Part of the Union blockading strategy was the seizure of ports along the Confederate coastline. This began early, with the capture of Port Royal, South Carolina, in November 1861, and continued throughout the war. By 1864 only three major port cities remained in Confederate hands: Mobile, Alabama; Charleston, South Carolina; and Wilmington, North Carolina. These proved especially resilient not only because of local geography but also because of the threat of Confederate mines, or what were then called torpedoes. The widespread employment of underwater mines was one of several portents that the Civil War marked a change not only in technology but also in military ethics.

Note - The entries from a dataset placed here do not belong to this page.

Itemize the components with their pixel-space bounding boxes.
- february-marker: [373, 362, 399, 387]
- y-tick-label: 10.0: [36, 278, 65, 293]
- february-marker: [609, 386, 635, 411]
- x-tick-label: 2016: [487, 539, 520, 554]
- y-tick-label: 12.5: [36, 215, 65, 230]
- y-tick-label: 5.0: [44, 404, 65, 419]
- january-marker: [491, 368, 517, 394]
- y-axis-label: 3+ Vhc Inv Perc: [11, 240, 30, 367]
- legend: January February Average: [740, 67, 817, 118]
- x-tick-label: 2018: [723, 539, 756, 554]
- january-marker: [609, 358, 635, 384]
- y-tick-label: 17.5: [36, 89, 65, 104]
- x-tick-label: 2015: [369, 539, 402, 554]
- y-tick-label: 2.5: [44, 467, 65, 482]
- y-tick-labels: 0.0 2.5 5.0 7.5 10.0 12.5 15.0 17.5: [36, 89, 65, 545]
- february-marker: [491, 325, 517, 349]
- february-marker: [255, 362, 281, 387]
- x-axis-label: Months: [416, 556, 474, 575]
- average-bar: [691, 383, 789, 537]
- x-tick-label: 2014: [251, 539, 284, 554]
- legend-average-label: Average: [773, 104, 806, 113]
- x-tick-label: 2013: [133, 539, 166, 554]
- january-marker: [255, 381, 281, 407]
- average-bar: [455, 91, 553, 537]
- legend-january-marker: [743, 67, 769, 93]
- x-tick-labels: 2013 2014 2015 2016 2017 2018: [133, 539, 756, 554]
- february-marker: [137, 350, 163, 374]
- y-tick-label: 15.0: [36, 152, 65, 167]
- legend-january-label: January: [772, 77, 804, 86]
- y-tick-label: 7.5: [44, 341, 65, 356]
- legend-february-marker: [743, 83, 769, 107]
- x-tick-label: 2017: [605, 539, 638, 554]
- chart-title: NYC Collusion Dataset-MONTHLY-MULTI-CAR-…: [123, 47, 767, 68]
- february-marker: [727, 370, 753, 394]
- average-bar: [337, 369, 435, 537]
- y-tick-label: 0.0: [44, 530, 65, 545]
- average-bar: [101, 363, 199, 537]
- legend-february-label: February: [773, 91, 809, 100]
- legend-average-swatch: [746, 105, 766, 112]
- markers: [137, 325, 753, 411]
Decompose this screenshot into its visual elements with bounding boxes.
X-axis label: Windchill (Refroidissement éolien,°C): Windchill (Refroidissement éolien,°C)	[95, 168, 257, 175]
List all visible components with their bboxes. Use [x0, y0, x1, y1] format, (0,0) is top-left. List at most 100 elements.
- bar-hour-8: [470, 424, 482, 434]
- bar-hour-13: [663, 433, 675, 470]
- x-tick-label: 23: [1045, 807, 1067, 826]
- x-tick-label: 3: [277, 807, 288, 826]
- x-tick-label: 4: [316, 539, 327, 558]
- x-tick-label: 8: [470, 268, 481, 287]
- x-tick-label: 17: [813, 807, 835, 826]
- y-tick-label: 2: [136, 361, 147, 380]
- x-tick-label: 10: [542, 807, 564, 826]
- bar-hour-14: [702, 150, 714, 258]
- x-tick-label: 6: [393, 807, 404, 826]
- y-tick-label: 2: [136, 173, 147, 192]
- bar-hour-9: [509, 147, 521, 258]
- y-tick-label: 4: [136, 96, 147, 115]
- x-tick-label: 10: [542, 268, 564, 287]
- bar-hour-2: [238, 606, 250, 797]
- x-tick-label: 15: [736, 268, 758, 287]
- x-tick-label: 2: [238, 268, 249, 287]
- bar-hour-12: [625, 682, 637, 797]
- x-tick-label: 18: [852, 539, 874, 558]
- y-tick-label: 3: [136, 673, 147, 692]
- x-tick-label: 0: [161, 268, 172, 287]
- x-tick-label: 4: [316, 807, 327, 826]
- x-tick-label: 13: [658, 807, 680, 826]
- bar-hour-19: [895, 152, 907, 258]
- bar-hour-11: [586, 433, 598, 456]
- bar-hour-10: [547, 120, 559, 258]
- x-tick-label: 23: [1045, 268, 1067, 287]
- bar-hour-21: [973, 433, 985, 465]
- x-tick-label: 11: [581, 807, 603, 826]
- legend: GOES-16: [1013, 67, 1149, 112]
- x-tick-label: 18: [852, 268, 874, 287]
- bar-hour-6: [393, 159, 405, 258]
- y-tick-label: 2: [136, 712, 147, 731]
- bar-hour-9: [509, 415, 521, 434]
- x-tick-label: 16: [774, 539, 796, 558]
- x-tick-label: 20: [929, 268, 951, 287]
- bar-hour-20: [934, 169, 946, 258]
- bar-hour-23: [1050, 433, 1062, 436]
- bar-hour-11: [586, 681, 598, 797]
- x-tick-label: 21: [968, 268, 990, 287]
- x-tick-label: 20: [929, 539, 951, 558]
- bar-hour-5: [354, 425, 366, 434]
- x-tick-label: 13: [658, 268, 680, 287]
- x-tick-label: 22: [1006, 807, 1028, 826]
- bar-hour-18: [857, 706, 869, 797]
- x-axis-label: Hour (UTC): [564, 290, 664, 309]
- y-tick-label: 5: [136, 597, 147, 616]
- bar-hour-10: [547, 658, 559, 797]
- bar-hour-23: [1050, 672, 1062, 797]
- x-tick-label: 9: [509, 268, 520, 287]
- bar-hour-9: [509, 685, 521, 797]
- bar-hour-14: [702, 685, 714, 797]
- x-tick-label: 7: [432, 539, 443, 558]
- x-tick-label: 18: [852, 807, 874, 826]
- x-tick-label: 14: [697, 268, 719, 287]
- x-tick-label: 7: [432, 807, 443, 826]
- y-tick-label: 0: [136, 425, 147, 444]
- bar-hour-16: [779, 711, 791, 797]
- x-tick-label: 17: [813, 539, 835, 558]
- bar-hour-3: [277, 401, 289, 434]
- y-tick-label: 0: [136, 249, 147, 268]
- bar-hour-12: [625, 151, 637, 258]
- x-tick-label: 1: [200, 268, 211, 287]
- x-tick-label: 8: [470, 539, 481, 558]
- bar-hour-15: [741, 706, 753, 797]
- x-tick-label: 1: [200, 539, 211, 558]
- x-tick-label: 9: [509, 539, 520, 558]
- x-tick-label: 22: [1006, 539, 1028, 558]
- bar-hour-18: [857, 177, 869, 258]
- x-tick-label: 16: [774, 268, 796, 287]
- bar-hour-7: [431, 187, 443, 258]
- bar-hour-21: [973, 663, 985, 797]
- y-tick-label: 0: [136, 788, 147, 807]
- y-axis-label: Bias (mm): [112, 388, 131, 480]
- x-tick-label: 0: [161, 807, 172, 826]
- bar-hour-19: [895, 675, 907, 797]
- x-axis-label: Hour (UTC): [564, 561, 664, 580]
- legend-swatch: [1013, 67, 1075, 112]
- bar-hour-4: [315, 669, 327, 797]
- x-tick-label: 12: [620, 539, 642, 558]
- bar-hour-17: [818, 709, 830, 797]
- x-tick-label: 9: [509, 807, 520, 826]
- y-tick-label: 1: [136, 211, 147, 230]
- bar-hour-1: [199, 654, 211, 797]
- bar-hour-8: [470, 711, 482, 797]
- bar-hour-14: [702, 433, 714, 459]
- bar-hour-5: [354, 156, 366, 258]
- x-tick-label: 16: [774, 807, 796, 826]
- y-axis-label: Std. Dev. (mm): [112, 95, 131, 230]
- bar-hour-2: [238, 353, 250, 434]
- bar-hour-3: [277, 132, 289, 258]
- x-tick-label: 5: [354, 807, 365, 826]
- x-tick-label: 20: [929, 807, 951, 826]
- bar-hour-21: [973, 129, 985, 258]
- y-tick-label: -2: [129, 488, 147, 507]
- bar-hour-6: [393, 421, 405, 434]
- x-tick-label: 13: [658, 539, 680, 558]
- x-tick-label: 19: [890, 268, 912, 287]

Placing explosive devices in the path of the enemy, like wrecking railroads or destroying private property, had been all but unthinkable in 1861, yet by 1864 they had become routine. Along with the threat of ironclads, the use of underwater mines constituted a new danger for the blockaders and a significant shift in the character of naval warfare.
In August 1864 Farragut effectively closed Mobile Bay to blockade-runners when he charged into the bay, damning the torpedoes, and defeated the rebel ironclad Tennessee. Charleston proved tougher; it did not fall until late in 1864, when it was cut off by General William Tecumseh Sherman after his March to the Sea. Wilmington, defended by an enormous earthwork called Fort Fisher that guarded the entrance into the Cape Fear River, was the last holdout. Fort Fisher fell in January 1865 following a furious naval bombardment by no less than forty-four Union navy warships and an overland assault by Union army forces assisted by a landing party of sailors and marines. This cut off the last source of external supplies for the Confederate army defending Richmond. Four months later Lee’s beleaguered army evacuated the Confederate capital and began its march to Appomattox Court House.
4. In this painting by William Overend, David Glasgow Farragut appears almost nonchalant as he presides over the Battle of Mobile Bay on August 5, 1864. Alongside Farragut’s flagship USS Hartford is the dark hull of the Confederate ironclad Tennessee. This was the battle in which Farragut damned the torpedoes as he charged into Mobile Bay.
The Union navy played a conspicuous and essential role in the final victory, and by the spring of 1865, when Lee surrendered his army to Grant, the navy had grown to sixteen times its prewar size and boasted some of the most advanced warships in the world.